PETALING JAYA: An audit of the High Commission of Malaysia in New Delhi has revealed that premium and rental fees totaling INR 216,240 (RM11,933) and INR 5,406 (RM298) per year, respectively, remain unpaid to the Indian government.

The Auditor-General's Report Series 3 indicates that the high commission sent a diplomatic note to the Indian Ministry of External Affairs on March 15, seeking confirmation on its obligation to repay the annual rent.

Wisma Putra received an acknowledgment on Sept 9, but the Indian government has yet to make a claim.

The report highlights that the issue of premium and rental payments relates to reciprocity under Article 23(1) of the Vienna Convention on Diplomatic Relations, as stipulated in the Diplomatic Privileges (Vienna Convention) Act 1966 [Act 636].

Additionally, the audit found that the high commission has not filled positions according to the employment warrant approved by the Public Service Department.

Notably, the High Commissioner is a JUSA B Grade officer instead of the approved JUSA A Grade officer.

The high commission also did not comply with the employment warrant, which mandates 10 Malaysians and 35 local staff.

Other findings include a change in the scope of work for repairing 24 CCTV cameras to the replacement of 29 units, costing INR 445,000 (RM24,557), representing 24.7% of the total project cost of INR 1,800,680 (RM99,371), which was not presented to the Approval Committee.

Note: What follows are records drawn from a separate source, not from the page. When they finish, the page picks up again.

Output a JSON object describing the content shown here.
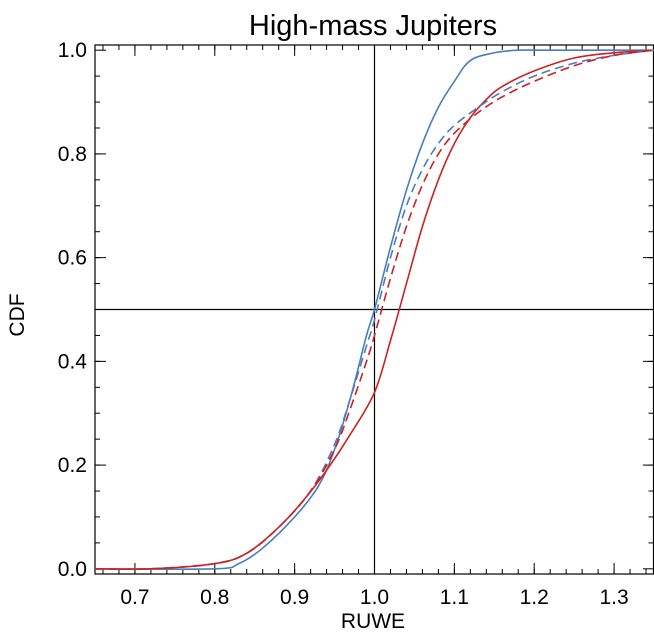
{
  "chart_data": {
    "type": "line",
    "title": "High-mass Jupiters",
    "xlabel": "RUWE",
    "ylabel": "CDF",
    "xlim": [
      0.65,
      1.35
    ],
    "ylim": [
      -0.01,
      1.01
    ],
    "x_ticks": [
      0.7,
      0.8,
      0.9,
      1.0,
      1.1,
      1.2,
      1.3
    ],
    "x_tick_labels": [
      "0.7",
      "0.8",
      "0.9",
      "1.0",
      "1.1",
      "1.2",
      "1.3"
    ],
    "y_ticks": [
      0.0,
      0.2,
      0.4,
      0.6,
      0.8,
      1.0
    ],
    "y_tick_labels": [
      "0.0",
      "0.2",
      "0.4",
      "0.6",
      "0.8",
      "1.0"
    ],
    "reference_lines": {
      "x": 1.0,
      "y": 0.5,
      "color": "#000000"
    },
    "grid": false,
    "series": [
      {
        "color": "#4a7dbe",
        "dash": "solid",
        "x": [
          0.65,
          0.8,
          0.83,
          0.86,
          0.9,
          0.93,
          0.95,
          0.97,
          0.99,
          1.0,
          1.02,
          1.04,
          1.06,
          1.08,
          1.1,
          1.12,
          1.15,
          1.18,
          1.22,
          1.35
        ],
        "y": [
          0.0,
          0.0,
          0.01,
          0.04,
          0.1,
          0.16,
          0.23,
          0.33,
          0.45,
          0.5,
          0.62,
          0.73,
          0.82,
          0.89,
          0.94,
          0.98,
          0.995,
          1.0,
          1.0,
          1.0
        ]
      },
      {
        "color": "#d02020",
        "dash": "solid",
        "x": [
          0.65,
          0.72,
          0.8,
          0.84,
          0.88,
          0.91,
          0.94,
          0.97,
          1.0,
          1.02,
          1.04,
          1.06,
          1.08,
          1.1,
          1.12,
          1.14,
          1.16,
          1.2,
          1.25,
          1.3,
          1.35
        ],
        "y": [
          0.0,
          0.0,
          0.01,
          0.03,
          0.08,
          0.13,
          0.19,
          0.26,
          0.34,
          0.44,
          0.55,
          0.66,
          0.75,
          0.82,
          0.87,
          0.905,
          0.93,
          0.96,
          0.985,
          0.995,
          1.0
        ]
      },
      {
        "color": "#4a7dbe",
        "dash": "dashed",
        "x": [
          0.65,
          0.72,
          0.8,
          0.84,
          0.88,
          0.92,
          0.95,
          0.97,
          0.99,
          1.0,
          1.02,
          1.04,
          1.06,
          1.08,
          1.1,
          1.13,
          1.16,
          1.2,
          1.25,
          1.3,
          1.35
        ],
        "y": [
          0.0,
          0.0,
          0.01,
          0.03,
          0.08,
          0.15,
          0.24,
          0.33,
          0.43,
          0.48,
          0.6,
          0.7,
          0.77,
          0.82,
          0.855,
          0.89,
          0.92,
          0.95,
          0.975,
          0.99,
          1.0
        ]
      },
      {
        "color": "#d02020",
        "dash": "dashed",
        "x": [
          0.65,
          0.72,
          0.8,
          0.84,
          0.88,
          0.92,
          0.95,
          0.97,
          0.99,
          1.0,
          1.02,
          1.04,
          1.06,
          1.08,
          1.1,
          1.13,
          1.16,
          1.2,
          1.25,
          1.3,
          1.35
        ],
        "y": [
          0.0,
          0.0,
          0.01,
          0.03,
          0.08,
          0.15,
          0.23,
          0.31,
          0.4,
          0.45,
          0.56,
          0.66,
          0.74,
          0.8,
          0.84,
          0.88,
          0.91,
          0.94,
          0.97,
          0.99,
          1.0
        ]
      }
    ]
  }
}
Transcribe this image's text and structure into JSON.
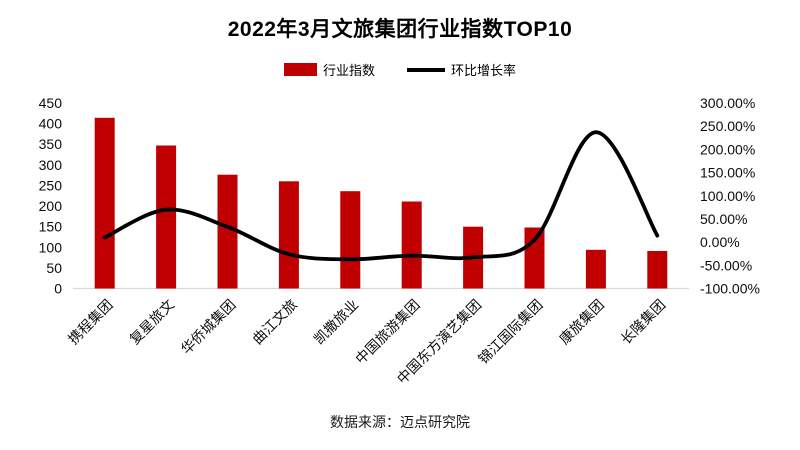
{
  "chart_data": {
    "type": "bar+line",
    "title": "2022年3月文旅集团行业指数TOP10",
    "source_note": "数据来源：迈点研究院",
    "categories": [
      "携程集团",
      "复星旅文",
      "华侨城集团",
      "曲江文旅",
      "凯撒旅业",
      "中国旅游集团",
      "中国东方演艺集团",
      "锦江国际集团",
      "康旅集团",
      "长隆集团"
    ],
    "series": [
      {
        "name": "行业指数",
        "type": "bar",
        "axis": "left",
        "color": "#C00000",
        "values": [
          414,
          347,
          276,
          260,
          236,
          211,
          150,
          148,
          94,
          91
        ]
      },
      {
        "name": "环比增长率",
        "type": "line",
        "axis": "right",
        "color": "#000000",
        "values_percent": [
          10,
          70,
          33,
          -26,
          -37,
          -29,
          -33,
          5,
          237,
          14
        ]
      }
    ],
    "left_axis": {
      "min": 0,
      "max": 450,
      "ticks": [
        "450",
        "400",
        "350",
        "300",
        "250",
        "200",
        "150",
        "100",
        "50",
        "0"
      ]
    },
    "right_axis": {
      "min": -100,
      "max": 300,
      "ticks": [
        "300.00%",
        "250.00%",
        "200.00%",
        "150.00%",
        "100.00%",
        "50.00%",
        "0.00%",
        "-50.00%",
        "-100.00%"
      ]
    },
    "grid": false,
    "legend_position": "top-center",
    "line_smooth": true,
    "axis_line_color": "#D9D9D9"
  }
}
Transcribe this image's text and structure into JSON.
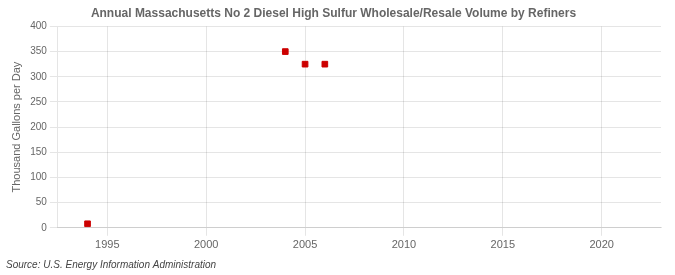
{
  "chart_data": {
    "type": "scatter",
    "title": "Annual Massachusetts No 2 Diesel High Sulfur Wholesale/Resale Volume by Refiners",
    "y_label": "Thousand Gallons per Day",
    "source": "Source: U.S. Energy Information Administration",
    "x": [
      1994,
      2004,
      2005,
      2006
    ],
    "values": [
      8,
      350,
      325,
      325
    ],
    "color": "#cc0000",
    "marker": "square",
    "xlim": [
      1992.5,
      2023
    ],
    "xticks": [
      1995,
      2000,
      2005,
      2010,
      2015,
      2020
    ],
    "ylim": [
      0,
      400
    ],
    "yticks": [
      0,
      50,
      100,
      150,
      200,
      250,
      300,
      350,
      400
    ],
    "grid": true
  }
}
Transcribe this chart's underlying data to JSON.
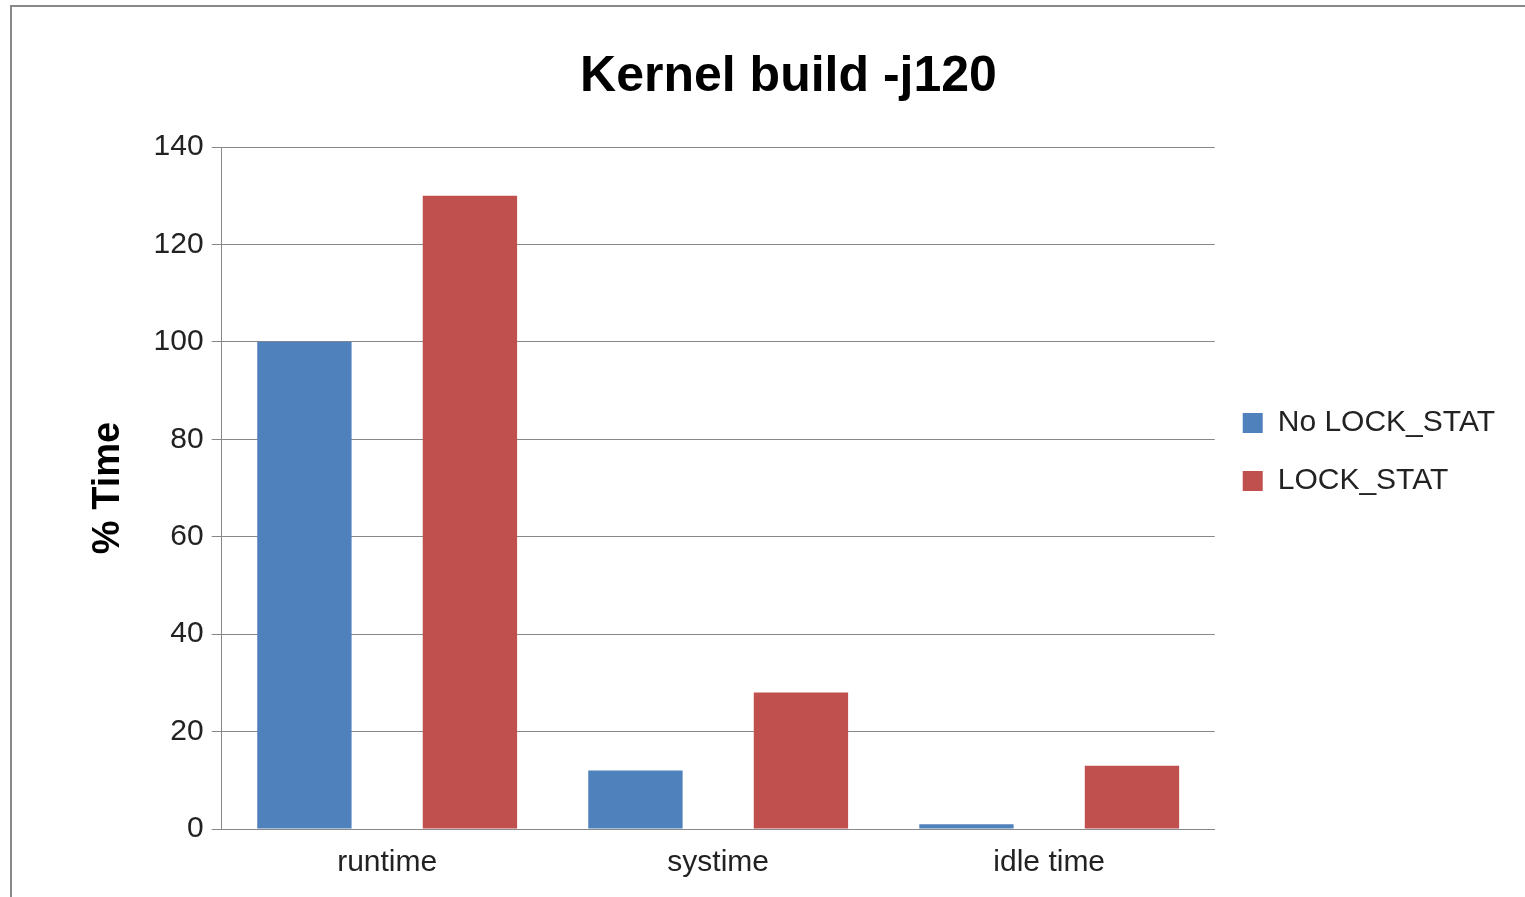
{
  "chart_data": {
    "type": "bar",
    "title": "Kernel build -j120",
    "ylabel": "% Time",
    "categories": [
      "runtime",
      "systime",
      "idle time"
    ],
    "series": [
      {
        "name": "No LOCK_STAT",
        "color": "#4f81bd",
        "values": [
          100,
          12,
          1
        ]
      },
      {
        "name": "LOCK_STAT",
        "color": "#c0504d",
        "values": [
          130,
          28,
          13
        ]
      }
    ],
    "ylim": [
      0,
      140
    ],
    "yticks": [
      0,
      20,
      40,
      60,
      80,
      100,
      120,
      140
    ],
    "grid": "y",
    "legend": "right"
  }
}
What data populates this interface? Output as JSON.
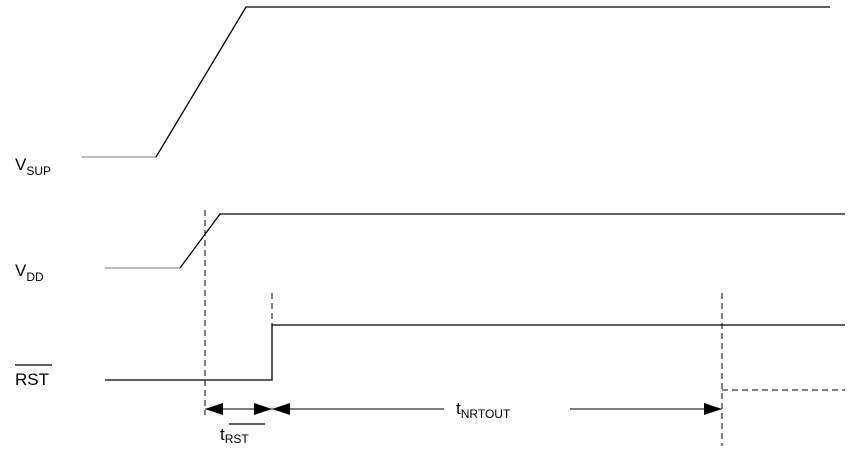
{
  "signals": {
    "vsup": {
      "main": "V",
      "sub": "SUP"
    },
    "vdd": {
      "main": "V",
      "sub": "DD"
    },
    "rst": {
      "main": "RST"
    }
  },
  "timings": {
    "t_rst": {
      "main": "t",
      "sub": "RST"
    },
    "t_nrtout": {
      "main": "t",
      "sub": "NRTOUT"
    }
  }
}
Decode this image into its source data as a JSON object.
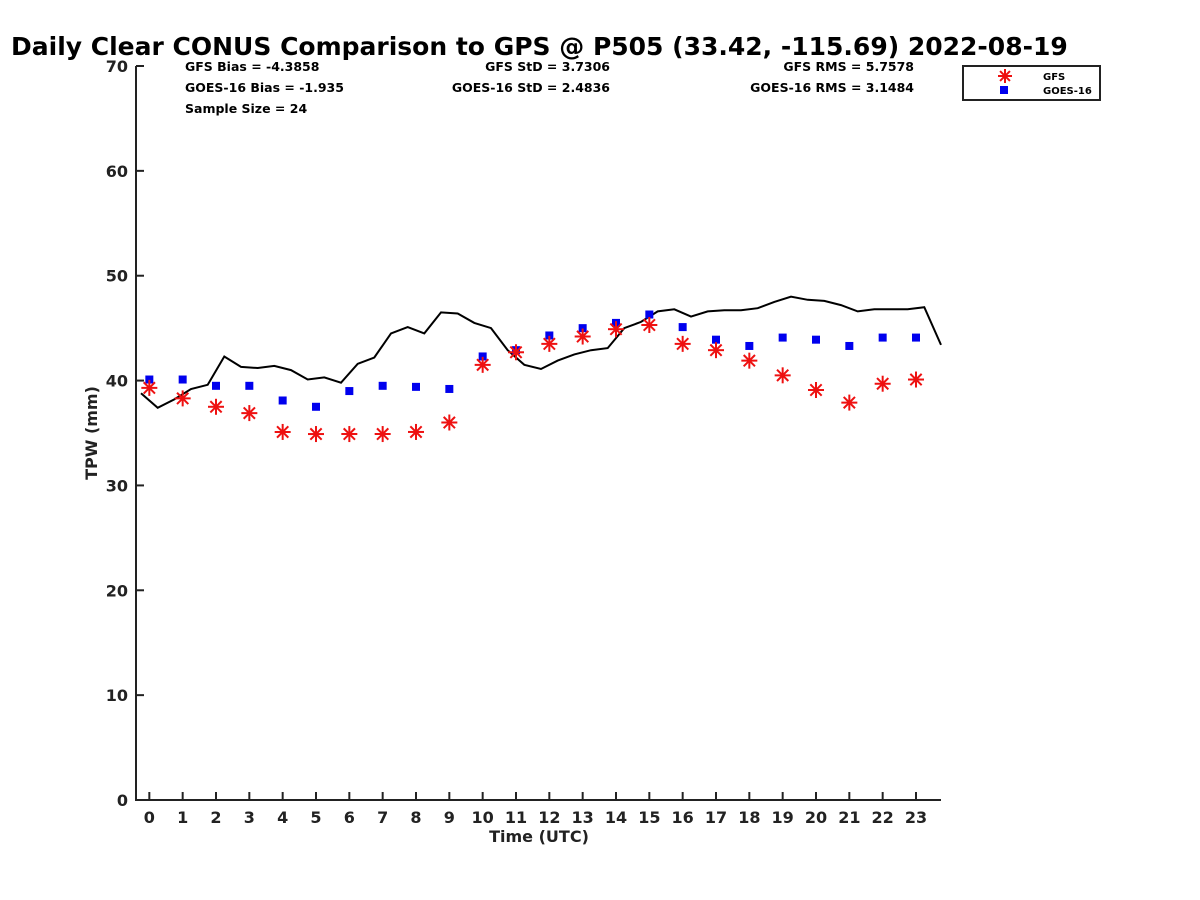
{
  "chart_data": {
    "type": "scatter",
    "title": "Daily Clear CONUS Comparison to GPS @ P505 (33.42, -115.69) 2022-08-19",
    "xlabel": "Time (UTC)",
    "ylabel": "TPW (mm)",
    "xlim": [
      -0.4,
      23.75
    ],
    "ylim": [
      0,
      70
    ],
    "xticks": [
      0,
      1,
      2,
      3,
      4,
      5,
      6,
      7,
      8,
      9,
      10,
      11,
      12,
      13,
      14,
      15,
      16,
      17,
      18,
      19,
      20,
      21,
      22,
      23
    ],
    "yticks": [
      0,
      10,
      20,
      30,
      40,
      50,
      60,
      70
    ],
    "grid": false,
    "legend_position": "top-right (outside plot)",
    "stats": {
      "gfs_bias": "GFS Bias = -4.3858",
      "goes_bias": "GOES-16 Bias = -1.935",
      "sample_size": "Sample Size = 24",
      "gfs_std": "GFS StD = 3.7306",
      "goes_std": "GOES-16 StD = 2.4836",
      "gfs_rms": "GFS RMS = 5.7578",
      "goes_rms": "GOES-16 RMS = 3.1484"
    },
    "series": [
      {
        "name": "GFS",
        "marker": "asterisk",
        "color": "#ee1111",
        "x": [
          0,
          1,
          2,
          3,
          4,
          5,
          6,
          7,
          8,
          9,
          10,
          11,
          12,
          13,
          14,
          15,
          16,
          17,
          18,
          19,
          20,
          21,
          22,
          23
        ],
        "values": [
          39.3,
          38.3,
          37.5,
          36.9,
          35.1,
          34.9,
          34.9,
          34.9,
          35.1,
          36.0,
          41.5,
          42.7,
          43.5,
          44.2,
          44.9,
          45.3,
          43.5,
          42.9,
          41.9,
          40.5,
          39.1,
          37.9,
          39.7,
          40.1
        ]
      },
      {
        "name": "GOES-16",
        "marker": "square",
        "color": "#0000ee",
        "x": [
          0,
          1,
          2,
          3,
          4,
          5,
          6,
          7,
          8,
          9,
          10,
          11,
          12,
          13,
          14,
          15,
          16,
          17,
          18,
          19,
          20,
          21,
          22,
          23
        ],
        "values": [
          40.1,
          40.1,
          39.5,
          39.5,
          38.1,
          37.5,
          39.0,
          39.5,
          39.4,
          39.2,
          42.3,
          42.9,
          44.3,
          45.0,
          45.5,
          46.3,
          45.1,
          43.9,
          43.3,
          44.1,
          43.9,
          43.3,
          44.1,
          44.1
        ]
      },
      {
        "name": "GPS",
        "marker": "line",
        "color": "#000000",
        "x": [
          -0.25,
          0.25,
          0.75,
          1.25,
          1.75,
          2.25,
          2.75,
          3.25,
          3.75,
          4.25,
          4.75,
          5.25,
          5.75,
          6.25,
          6.75,
          7.25,
          7.75,
          8.25,
          8.75,
          9.25,
          9.75,
          10.25,
          10.75,
          11.25,
          11.75,
          12.25,
          12.75,
          13.25,
          13.75,
          14.25,
          14.75,
          15.25,
          15.75,
          16.25,
          16.75,
          17.25,
          17.75,
          18.25,
          18.75,
          19.25,
          19.75,
          20.25,
          20.75,
          21.25,
          21.75,
          22.25,
          22.75,
          23.25,
          23.75
        ],
        "values": [
          38.8,
          37.4,
          38.2,
          39.2,
          39.6,
          42.3,
          41.3,
          41.2,
          41.4,
          41.0,
          40.1,
          40.3,
          39.8,
          41.6,
          42.2,
          44.5,
          45.1,
          44.5,
          46.5,
          46.4,
          45.5,
          45.0,
          42.9,
          41.5,
          41.1,
          41.9,
          42.5,
          42.9,
          43.1,
          45.0,
          45.6,
          46.6,
          46.8,
          46.1,
          46.6,
          46.7,
          46.7,
          46.9,
          47.5,
          48.0,
          47.7,
          47.6,
          47.2,
          46.6,
          46.8,
          46.8,
          46.8,
          47.0,
          43.4
        ]
      }
    ]
  },
  "legend": {
    "items": [
      {
        "label": "GFS",
        "color": "#ee1111",
        "icon": "asterisk-marker"
      },
      {
        "label": "GOES-16",
        "color": "#0000ee",
        "icon": "square-marker"
      }
    ]
  }
}
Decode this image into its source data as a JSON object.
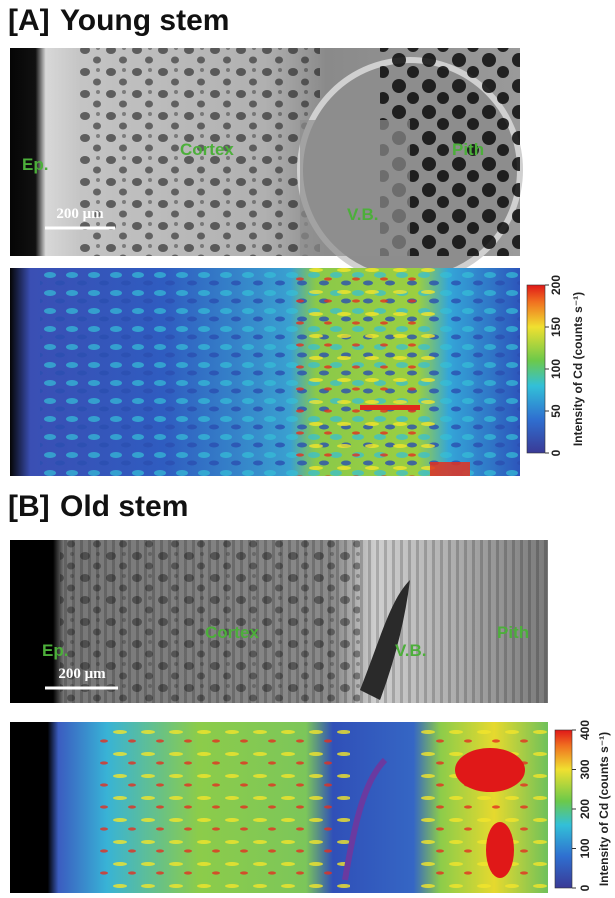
{
  "panels": [
    {
      "label": "[A]",
      "title": "Young stem",
      "annotations": [
        "Ep.",
        "Cortex",
        "V.B.",
        "Pith"
      ],
      "scale_bar": "200 μm",
      "colorbar": {
        "label": "Intensity of Cd (counts s⁻¹)",
        "ticks": [
          0,
          50,
          100,
          150,
          200
        ]
      }
    },
    {
      "label": "[B]",
      "title": "Old stem",
      "annotations": [
        "Ep.",
        "Cortex",
        "V.B.",
        "Pith"
      ],
      "scale_bar": "200 μm",
      "colorbar": {
        "label": "Intensity of Cd (counts s⁻¹)",
        "ticks": [
          0,
          100,
          200,
          300,
          400
        ]
      }
    }
  ]
}
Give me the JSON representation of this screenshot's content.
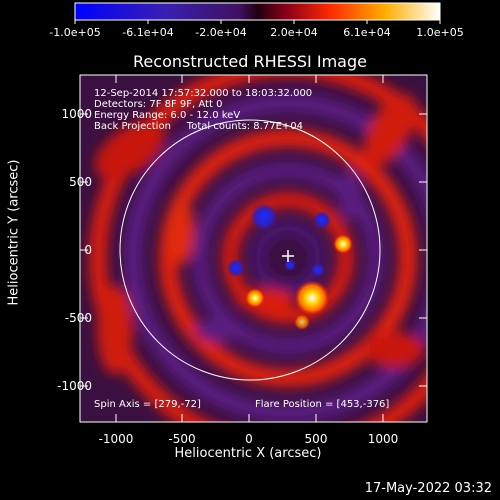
{
  "colorbar": {
    "tick_labels": [
      "-1.0e+05",
      "-6.1e+04",
      "-2.0e+04",
      "2.0e+04",
      "6.1e+04",
      "1.0e+05"
    ]
  },
  "plot": {
    "title": "Reconstructed RHESSI Image",
    "info_lines": [
      "12-Sep-2014 17:57:32.000 to 18:03:32.000",
      "Detectors: 7F 8F 9F, Att 0",
      "Energy Range: 6.0 - 12.0 keV",
      "Back Projection     Total counts: 8.77E+04"
    ],
    "spin_axis": "Spin Axis = [279,-72]",
    "flare_position": "Flare Position = [453,-376]",
    "x_axis": {
      "label": "Heliocentric X (arcsec)",
      "ticks": [
        "-1000",
        "-500",
        "0",
        "500",
        "1000"
      ]
    },
    "y_axis": {
      "label": "Heliocentric Y (arcsec)",
      "ticks": [
        "1000",
        "500",
        "0",
        "-500",
        "-1000"
      ]
    }
  },
  "footer": {
    "timestamp": "17-May-2022 03:32"
  }
}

Feedback regarding the CCTV project was received on March 20, indicating that a Change of Work Directive Committee was established at the representative level, convening on March 4.

Chaired by High Commissioner Datuk Muzafar Shah Mustafa, the committee approved specification changes or alterations for the upgrade of the CCTV Security Control System at the Malaysian High Commission Complex in New Delhi.

However, the audit team noted that the 29 new CCTV units, supplied on Oct 17, 2023, had not been registered in the high commission's asset register as of the audit date, a delay of 133 days.

Among other findings were the performance bond for procuring CCTV cameras and painting for the home based staff, which was executed via a cheque with a three-month validity period, rather than following the applicable procurement methods.

This practice does not comply with the Treasury Circular on Government Procurement 4.2.